Final Points of Note

We're not saying that this testing was definitive or completely scientific in nature. Nor are the results a true indication of each drink's staining ability, and the effort needed to clean it up. We don't have Trump carpets around to mess about with, so we don't know exactly how serious the Irn-Bru staining issue is up in Turnberry. And unless the management decided to drive us up to investigate for ourselves (which is unlikely), we never will. The point was to gauge whether or not Irn-Bru really is such a terrible offender that it needed to be banned, while asking the question of whether there are other, worse offenders out there that may end up causing an issue for the Trump brand.

And there are, or at least there were in this case: orange juice. Not only was orange juice the only drink to visibly stain the mat during the original botched test, it was also the most prominent stain on the other three - even sticking around on the bathmat after it had gone through a single rinse cycle. The rest vanished without a trace, including the Irn-Bru. We also have to consider the fact that alcohol can cause some serious staining, especially if we're talking about exceptionally sticky stuff like Sambuca or Jagermeister. That's not to mention the infamous red wine stains. All of those are going to cause issues, especially if the carpet is as expensive as Trump Turnberry claims.

This is also not to say that Irn-Bru doesn't do anything. Pre-cleaning it did leave a very prominent luminously coloured stain, and there's no telling how that might affect a carpet nice enough to cost as much as the one in Trump Turnberry. In fact, cleaning companies have reported that Irn-Bru is the most awkward stain to get out of carpets, even beating out the likes of curry stains, red wine, and permanent marker. But clearly it's no match for my washing machine. Not that tearing up carpets to put them on a rinse cycle is remotely possible in the real world.

It certainly feels as though Irn-Bru is an easy target. Yet it has a reputation, but it's definitely not the only drink that can cause problems to carpets, clothes, and other fabricy things. The problem is those other products are far more common than Irn-Bru. The only people you're really going to piss off by banning Irn-Bru is the Scottish people, whereas scrapping other products would anger a much larger percentage of the clientelle. Hell, scrapping Coke would likely anger the big boss himself, given his notorious love of the drink and its diet counterpart. Not that he's supposed to be involved in business decisions right now.

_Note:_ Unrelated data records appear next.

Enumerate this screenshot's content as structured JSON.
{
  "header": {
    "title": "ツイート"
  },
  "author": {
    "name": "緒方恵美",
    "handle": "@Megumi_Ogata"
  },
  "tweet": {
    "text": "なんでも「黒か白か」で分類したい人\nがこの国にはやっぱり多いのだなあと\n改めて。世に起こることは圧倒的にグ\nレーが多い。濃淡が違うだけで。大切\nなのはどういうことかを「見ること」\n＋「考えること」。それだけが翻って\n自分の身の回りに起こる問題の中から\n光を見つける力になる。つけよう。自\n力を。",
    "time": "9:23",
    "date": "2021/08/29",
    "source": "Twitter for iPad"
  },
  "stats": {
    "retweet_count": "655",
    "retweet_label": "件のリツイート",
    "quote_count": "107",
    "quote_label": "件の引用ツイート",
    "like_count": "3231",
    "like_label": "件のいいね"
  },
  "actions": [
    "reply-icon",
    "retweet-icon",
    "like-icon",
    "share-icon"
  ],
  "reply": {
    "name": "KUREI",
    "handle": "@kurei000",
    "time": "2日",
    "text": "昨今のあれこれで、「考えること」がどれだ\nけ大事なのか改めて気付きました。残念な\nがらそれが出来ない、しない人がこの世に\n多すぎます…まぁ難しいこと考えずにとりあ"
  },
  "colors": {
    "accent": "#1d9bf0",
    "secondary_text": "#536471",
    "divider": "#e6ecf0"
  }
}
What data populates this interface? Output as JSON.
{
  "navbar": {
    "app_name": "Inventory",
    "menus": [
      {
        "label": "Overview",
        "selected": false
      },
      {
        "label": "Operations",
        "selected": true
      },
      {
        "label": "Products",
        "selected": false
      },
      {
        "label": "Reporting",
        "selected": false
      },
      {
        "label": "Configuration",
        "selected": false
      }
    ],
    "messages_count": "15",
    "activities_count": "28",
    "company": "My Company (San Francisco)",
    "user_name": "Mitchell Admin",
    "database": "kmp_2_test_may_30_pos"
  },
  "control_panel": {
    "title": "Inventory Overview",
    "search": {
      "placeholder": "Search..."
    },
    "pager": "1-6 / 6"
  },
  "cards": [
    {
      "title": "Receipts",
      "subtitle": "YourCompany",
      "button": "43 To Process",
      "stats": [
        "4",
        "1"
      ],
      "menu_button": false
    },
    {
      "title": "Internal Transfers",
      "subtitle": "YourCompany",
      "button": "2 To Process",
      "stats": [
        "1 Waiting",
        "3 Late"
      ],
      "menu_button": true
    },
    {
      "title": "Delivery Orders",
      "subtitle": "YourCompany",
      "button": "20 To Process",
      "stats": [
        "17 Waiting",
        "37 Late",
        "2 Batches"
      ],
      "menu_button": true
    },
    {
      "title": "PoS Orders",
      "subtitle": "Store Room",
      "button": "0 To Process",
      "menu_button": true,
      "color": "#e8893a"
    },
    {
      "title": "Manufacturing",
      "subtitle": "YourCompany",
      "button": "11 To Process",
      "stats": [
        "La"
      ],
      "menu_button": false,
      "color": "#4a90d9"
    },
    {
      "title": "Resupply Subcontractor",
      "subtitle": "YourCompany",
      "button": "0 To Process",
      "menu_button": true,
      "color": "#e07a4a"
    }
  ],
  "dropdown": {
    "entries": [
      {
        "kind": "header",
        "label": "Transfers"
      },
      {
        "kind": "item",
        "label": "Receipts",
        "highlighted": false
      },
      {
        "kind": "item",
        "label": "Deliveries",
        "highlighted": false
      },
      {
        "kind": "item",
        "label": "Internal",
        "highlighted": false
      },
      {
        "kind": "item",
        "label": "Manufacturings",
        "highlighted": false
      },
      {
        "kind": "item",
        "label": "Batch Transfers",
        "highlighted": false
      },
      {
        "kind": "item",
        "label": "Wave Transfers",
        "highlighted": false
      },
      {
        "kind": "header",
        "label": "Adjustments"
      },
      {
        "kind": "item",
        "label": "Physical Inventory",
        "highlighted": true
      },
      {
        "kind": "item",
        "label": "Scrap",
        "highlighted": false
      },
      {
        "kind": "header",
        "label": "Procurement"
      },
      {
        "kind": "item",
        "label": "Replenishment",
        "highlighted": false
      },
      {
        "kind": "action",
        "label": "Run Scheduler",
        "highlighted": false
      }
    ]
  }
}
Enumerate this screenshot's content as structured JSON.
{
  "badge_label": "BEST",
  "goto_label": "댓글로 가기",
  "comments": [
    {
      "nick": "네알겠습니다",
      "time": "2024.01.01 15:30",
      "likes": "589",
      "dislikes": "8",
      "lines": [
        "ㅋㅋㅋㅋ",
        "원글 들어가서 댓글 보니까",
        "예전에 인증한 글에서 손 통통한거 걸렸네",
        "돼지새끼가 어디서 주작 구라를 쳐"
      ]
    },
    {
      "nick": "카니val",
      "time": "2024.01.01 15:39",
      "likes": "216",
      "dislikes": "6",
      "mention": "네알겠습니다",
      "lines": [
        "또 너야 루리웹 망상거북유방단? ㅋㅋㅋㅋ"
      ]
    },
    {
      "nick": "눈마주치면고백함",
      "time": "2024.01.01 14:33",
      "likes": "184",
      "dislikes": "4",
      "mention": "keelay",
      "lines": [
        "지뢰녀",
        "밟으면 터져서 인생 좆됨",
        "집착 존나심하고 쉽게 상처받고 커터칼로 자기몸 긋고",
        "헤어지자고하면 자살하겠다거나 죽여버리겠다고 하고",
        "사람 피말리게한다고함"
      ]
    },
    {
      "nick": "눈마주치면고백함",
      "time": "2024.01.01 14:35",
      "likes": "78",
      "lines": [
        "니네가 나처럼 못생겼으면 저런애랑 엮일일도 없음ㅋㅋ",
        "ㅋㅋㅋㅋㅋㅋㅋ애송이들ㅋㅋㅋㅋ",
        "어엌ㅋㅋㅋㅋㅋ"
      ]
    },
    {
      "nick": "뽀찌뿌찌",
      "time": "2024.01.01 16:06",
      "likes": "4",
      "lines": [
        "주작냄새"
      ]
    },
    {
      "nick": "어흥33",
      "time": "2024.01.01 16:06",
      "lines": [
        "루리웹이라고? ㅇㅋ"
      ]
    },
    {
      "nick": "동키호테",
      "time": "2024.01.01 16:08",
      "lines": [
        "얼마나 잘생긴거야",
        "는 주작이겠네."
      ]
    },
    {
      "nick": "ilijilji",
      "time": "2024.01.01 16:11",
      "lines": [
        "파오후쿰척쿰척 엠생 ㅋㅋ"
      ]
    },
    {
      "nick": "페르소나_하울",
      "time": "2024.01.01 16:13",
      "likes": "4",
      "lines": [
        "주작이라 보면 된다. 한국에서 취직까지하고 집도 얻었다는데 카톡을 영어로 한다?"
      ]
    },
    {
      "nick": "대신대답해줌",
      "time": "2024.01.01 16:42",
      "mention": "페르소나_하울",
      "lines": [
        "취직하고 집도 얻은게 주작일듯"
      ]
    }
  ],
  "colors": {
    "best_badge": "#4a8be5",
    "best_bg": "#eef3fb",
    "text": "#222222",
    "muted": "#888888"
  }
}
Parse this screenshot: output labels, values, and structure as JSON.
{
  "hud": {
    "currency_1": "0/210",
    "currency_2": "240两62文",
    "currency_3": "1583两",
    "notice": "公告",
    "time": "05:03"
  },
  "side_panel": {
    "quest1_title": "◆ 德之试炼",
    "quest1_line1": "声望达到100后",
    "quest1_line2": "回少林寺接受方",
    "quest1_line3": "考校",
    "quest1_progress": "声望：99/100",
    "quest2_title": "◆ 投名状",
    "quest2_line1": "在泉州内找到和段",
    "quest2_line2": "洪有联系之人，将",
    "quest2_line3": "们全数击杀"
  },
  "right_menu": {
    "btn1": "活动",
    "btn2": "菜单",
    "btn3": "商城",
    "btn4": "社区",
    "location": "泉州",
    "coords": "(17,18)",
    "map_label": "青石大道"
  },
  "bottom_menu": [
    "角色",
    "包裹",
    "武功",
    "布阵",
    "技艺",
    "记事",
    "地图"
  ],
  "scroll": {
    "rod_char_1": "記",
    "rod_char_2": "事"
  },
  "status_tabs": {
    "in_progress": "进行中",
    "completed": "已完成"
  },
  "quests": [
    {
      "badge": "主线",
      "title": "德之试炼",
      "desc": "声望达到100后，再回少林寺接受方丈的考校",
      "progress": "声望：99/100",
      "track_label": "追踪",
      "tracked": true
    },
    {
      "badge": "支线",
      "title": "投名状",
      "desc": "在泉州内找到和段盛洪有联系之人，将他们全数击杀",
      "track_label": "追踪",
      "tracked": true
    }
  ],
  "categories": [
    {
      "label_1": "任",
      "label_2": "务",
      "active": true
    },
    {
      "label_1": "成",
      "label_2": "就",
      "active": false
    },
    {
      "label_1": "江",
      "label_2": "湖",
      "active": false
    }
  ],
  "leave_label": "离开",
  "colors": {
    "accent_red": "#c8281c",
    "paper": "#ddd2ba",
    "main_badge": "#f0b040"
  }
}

From our testing, amazingly extensive and non-scientific as it is, it looks as through Irn-Bru is being unfairly singled out. Sure, its staining abilities may be quite severe, but lots of things leave stains that don't go away particularly quickly – as we've shown. Is this going to change the attitude held by the staff at Trump Turnberry? Unlikely. But perhaps the President is right: there is a witch hunt going on. It's just taking place in its own hotel and the victim is Irn Bru.